Lawmakers, she said, "could do this behind the scenes for a little bit, but then they are going to have to come out in the open."
Given her experience with Sanders, Turner said she knows "he's not just sitting back," but that he's "thinking this thing through" to determine what comes next. And he's not alone, she said, nor should he be.
"Senator Sanders is a part of this. Chairperson Jayapal and the CPC are a part of this. Everybody has a role to play on the progressive side," she said.
Again congratulating progressives for holding the line, Turner said now there is a new "point of no return" and decisions are going to need to be made. "How far are those who hold the progressive banner in Congress willing to go to be champions of the people? They should not fret one bit, because the people are definitely on their side."

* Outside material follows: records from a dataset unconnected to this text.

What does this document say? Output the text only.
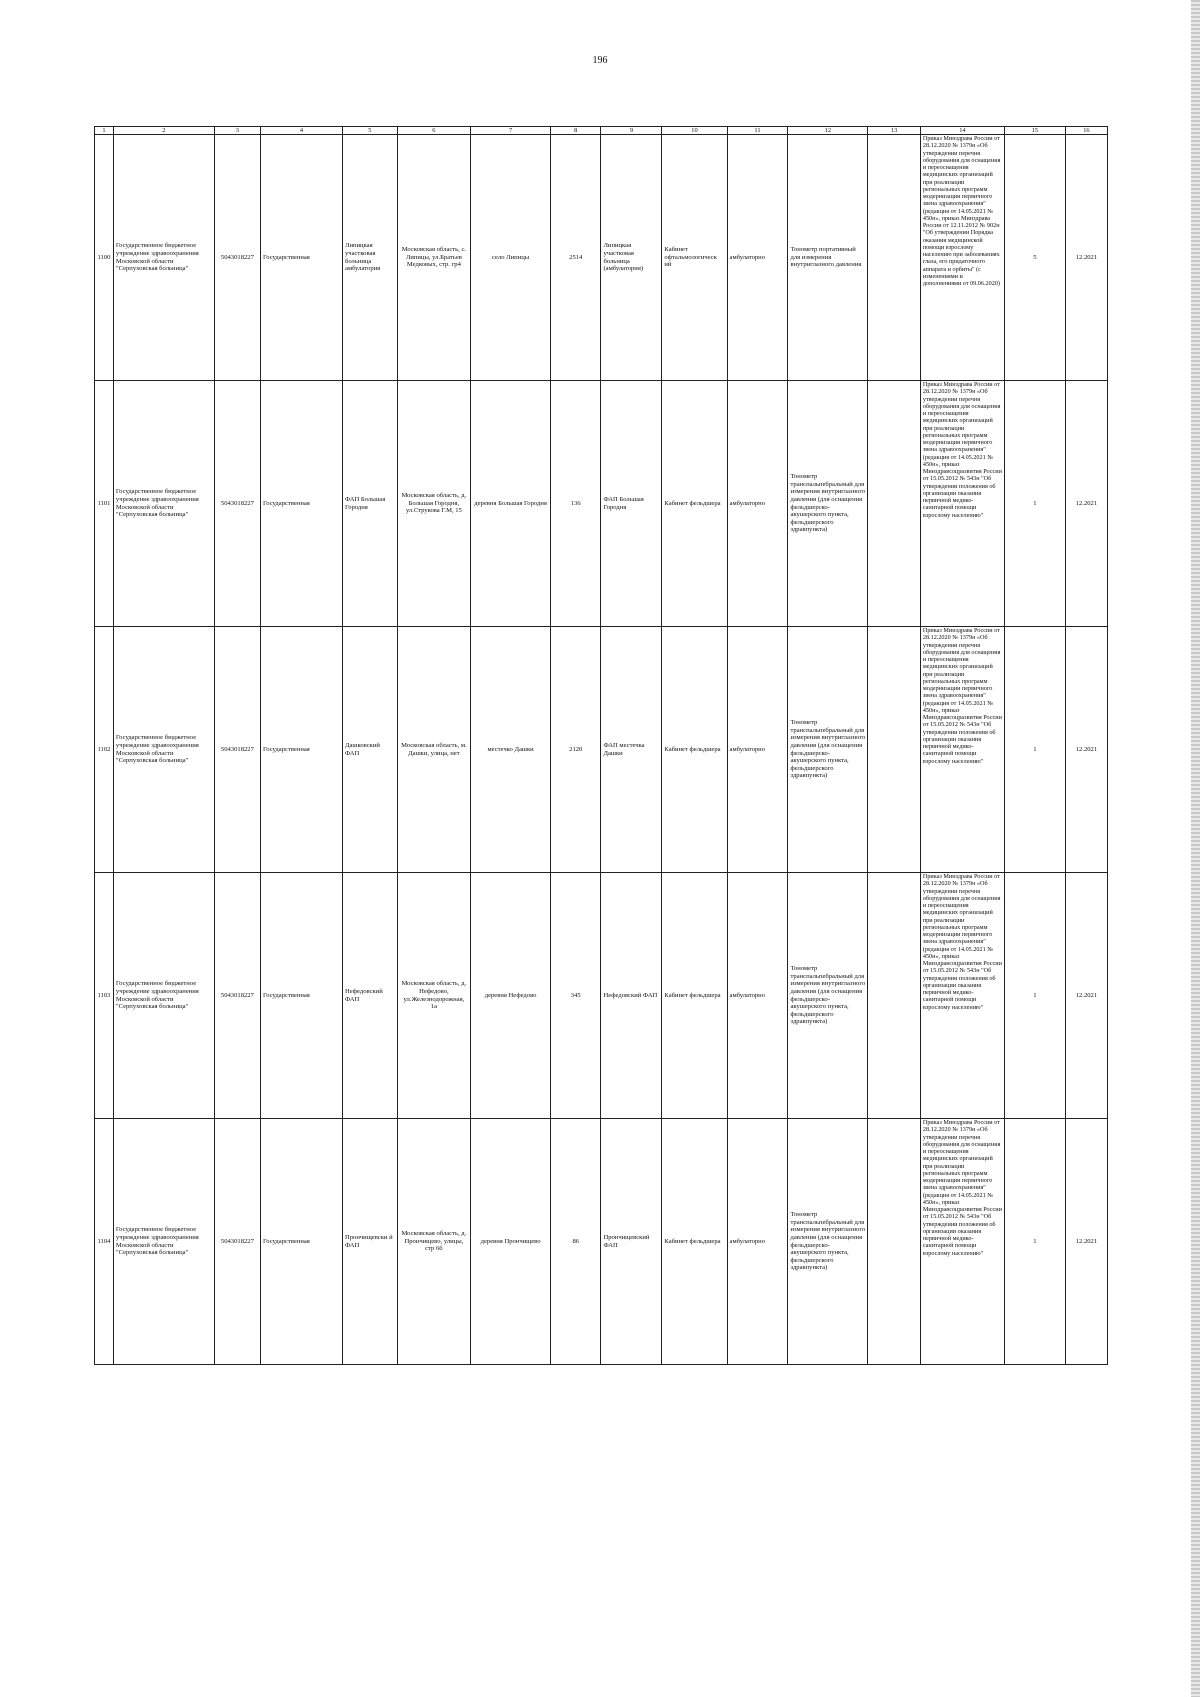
196
1	2	3	4	5	6	7	8	9	10	11	12	13	14	15	16
1100	Государственное бюджетное учреждение здравоохранения Московской области "Серпуховская больница"	5043018227	Государственная	Липицкая участковая больница амбулатория	Московская область, с. Липицы, ул.Братьев Медковых, стр. гр4	село Липицы	2514	Липицкая участковая больница (амбулатория)	Кабинет офтальмологическ ий	амбулаторно	Тонометр портативный для измерения внутриглазного давления		Приказ Минздрава России от 28.12.2020 № 1379н «Об утверждении перечня оборудования для оснащения и переоснащения медицинских организаций при реализации региональных программ модернизации первичного звена здравоохранения"(редакция от 14.05.2021 № 450н», приказ Минздрава России от 12.11.2012 № 902н "Об утверждении Порядка оказания медицинской помощи взрослому населению при заболеваниях глаза, его придаточного аппарата и орбиты" (с изменениями и дополнениями от 09.06.2020)	5	12.2021
1101	Государственное бюджетное учреждение здравоохранения Московской области "Серпуховская больница"	5043018227	Государственная	ФАП Большая Городня	Московская область, д. Большая Городня, ул.Струкова Г.М, 15	деревня Большая Городня	136	ФАП Большая Городня	Кабинет фельдшера	амбулаторно	Тонометр транспальпебральный для измерения внутриглазного давления (для оснащения фельдшерско-акушерского пункта, фельдшерского здравпункта)		Приказ Минздрава России от 28.12.2020 № 1379н «Об утверждении перечня оборудования для оснащения и переоснащения медицинских организаций при реализации региональных программ модернизации первичного звена здравоохранения"(редакция от 14.05.2021 № 450н», приказ Минздравсоцразвития России от 15.05.2012 № 543н "Об утверждении положения об организации оказания первичной медико-санитарной помощи взрослому населению"	1	12.2021
1102	Государственное бюджетное учреждение здравоохранения Московской области "Серпуховская больница"	5043018227	Государственная	Дашковский ФАП	Московская область, м. Дашки, улица, нет	местечко Дашки	2120	ФАП местечка Дашки	Кабинет фельдшера	амбулаторно	Тонометр транспальпебральный для измерения внутриглазного давления (для оснащения фельдшерско-акушерского пункта, фельдшерского здравпункта)		Приказ Минздрава России от 28.12.2020 № 1379н «Об утверждении перечня оборудования для оснащения и переоснащения медицинских организаций при реализации региональных программ модернизации первичного звена здравоохранения"(редакция от 14.05.2021 № 450н», приказ Минздравсоцразвития России от 15.05.2012 № 543н "Об утверждении положения об организации оказания первичной медико-санитарной помощи взрослому населению"	1	12.2021
1103	Государственное бюджетное учреждение здравоохранения Московской области "Серпуховская больница"	5043018227	Государственная	Нефедовский ФАП	Московская область, д. Нефедово, ул.Железнодорожная, 1а	деревня Нефедово	345	Нефедовский ФАП	Кабинет фельдшера	амбулаторно	Тонометр транспальпебральный для измерения внутриглазного давления (для оснащения фельдшерско-акушерского пункта, фельдшерского здравпункта)		Приказ Минздрава России от 28.12.2020 № 1379н «Об утверждении перечня оборудования для оснащения и переоснащения медицинских организаций при реализации региональных программ модернизации первичного звена здравоохранения"(редакция от 14.05.2021 № 450н», приказ Минздравсоцразвития России от 15.05.2012 № 543н "Об утверждении положения об организации оказания первичной медико-санитарной помощи взрослому населению"	1	12.2021
1104	Государственное бюджетное учреждение здравоохранения Московской области "Серпуховская больница"	5043018227	Государственная	Прончищевски й ФАП	Московская область, д. Прончищево, улицы, стр 6б	деревня Прончищево	86	Прончищевский ФАП	Кабинет фельдшера	амбулаторно	Тонометр транспальпебральный для измерения внутриглазного давления (для оснащения фельдшерско-акушерского пункта, фельдшерского здравпункта)		Приказ Минздрава России от 28.12.2020 № 1379н «Об утверждении перечня оборудования для оснащения и переоснащения медицинских организаций при реализации региональных программ модернизации первичного звена здравоохранения"(редакция от 14.05.2021 № 450н», приказ Минздравсоцразвития России от 15.05.2012 № 543н "Об утверждении положения об организации оказания первичной медико-санитарной помощи взрослому населению"	1	12.2021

And "don't fall for the banana in the tailpipe," warned Turner, over the corporate spin that it is progressives who are holding up the passage of the infrastructure bills.

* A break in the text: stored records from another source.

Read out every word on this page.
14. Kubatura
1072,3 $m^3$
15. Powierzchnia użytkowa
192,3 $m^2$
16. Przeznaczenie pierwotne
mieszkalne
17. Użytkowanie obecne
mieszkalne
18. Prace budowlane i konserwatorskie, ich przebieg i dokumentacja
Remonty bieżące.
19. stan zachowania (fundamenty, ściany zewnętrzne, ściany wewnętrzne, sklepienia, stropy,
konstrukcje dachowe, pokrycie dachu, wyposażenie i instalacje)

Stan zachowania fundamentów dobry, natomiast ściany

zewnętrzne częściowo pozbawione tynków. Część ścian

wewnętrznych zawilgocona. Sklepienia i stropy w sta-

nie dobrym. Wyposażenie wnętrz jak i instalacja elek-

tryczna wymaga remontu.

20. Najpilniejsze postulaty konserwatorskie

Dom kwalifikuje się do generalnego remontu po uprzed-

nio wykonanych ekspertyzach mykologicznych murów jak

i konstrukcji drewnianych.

"Progressives are not holding this up," she explained. "The progressives are actually upholding the president's agenda. The irony of that!"
'Whose side are you on?'
In the end, Turner said the question must be: "Whose side are you on? This just isn't about the president getting a plane and heading to Europe. Let's get some real substance delivered to the people. How did we go from $6 trillion down to $3.5 trillion and now less than $2 trillion? And we're going to dress this up, put some lipstick on it, and tell the American people how wonderful this is? It's a bunch of B.S. is what it is."
"How did we go from $6 trillion down to $3.5 trillion and now less than $2 trillion? And we're going to dress this up, put some lipstick on it, and tell the American people how wonderful this is? It's a bunch of B.S. is what it is."
With poll after poll showing that policies to reduce drug prices or expand healthcare access are extremely popular across the political spectrum, but especially among Democratic voters, Turner is far from the only one warning that the party will pay a high price politically if they fail to deliver.
"You can't go home to voters after promising this for decades with nothing to show for it, when there is an opportunity," Bill Sweeney, senior president for government affairs at AARP, told the Washington Post earlier this week. "The voters will know you didn't deliver."
For his part, Sanders has been abundantly clear about the need for the drug industry to be knocked down from its politically powerful perch. Still, it remains to be seen if there is anywhere in Congress a political power greater than the army of corporate lobbyists that patrol its halls.
"For too long, much too long," said Sanders in a live-streamed address earlier this week, "the business model of the pharmaceutical industry has been fraud. For far too long it has not been Congress that has been regulating the pharmaceutical industry, it has been the other way around. It has been the pharmaceutical industry that has been regulating Congress."
"Well," he said, "those days must come to an end. And they will come to an end if members of Congress finally have the courage to stand up to the prescription drug companies."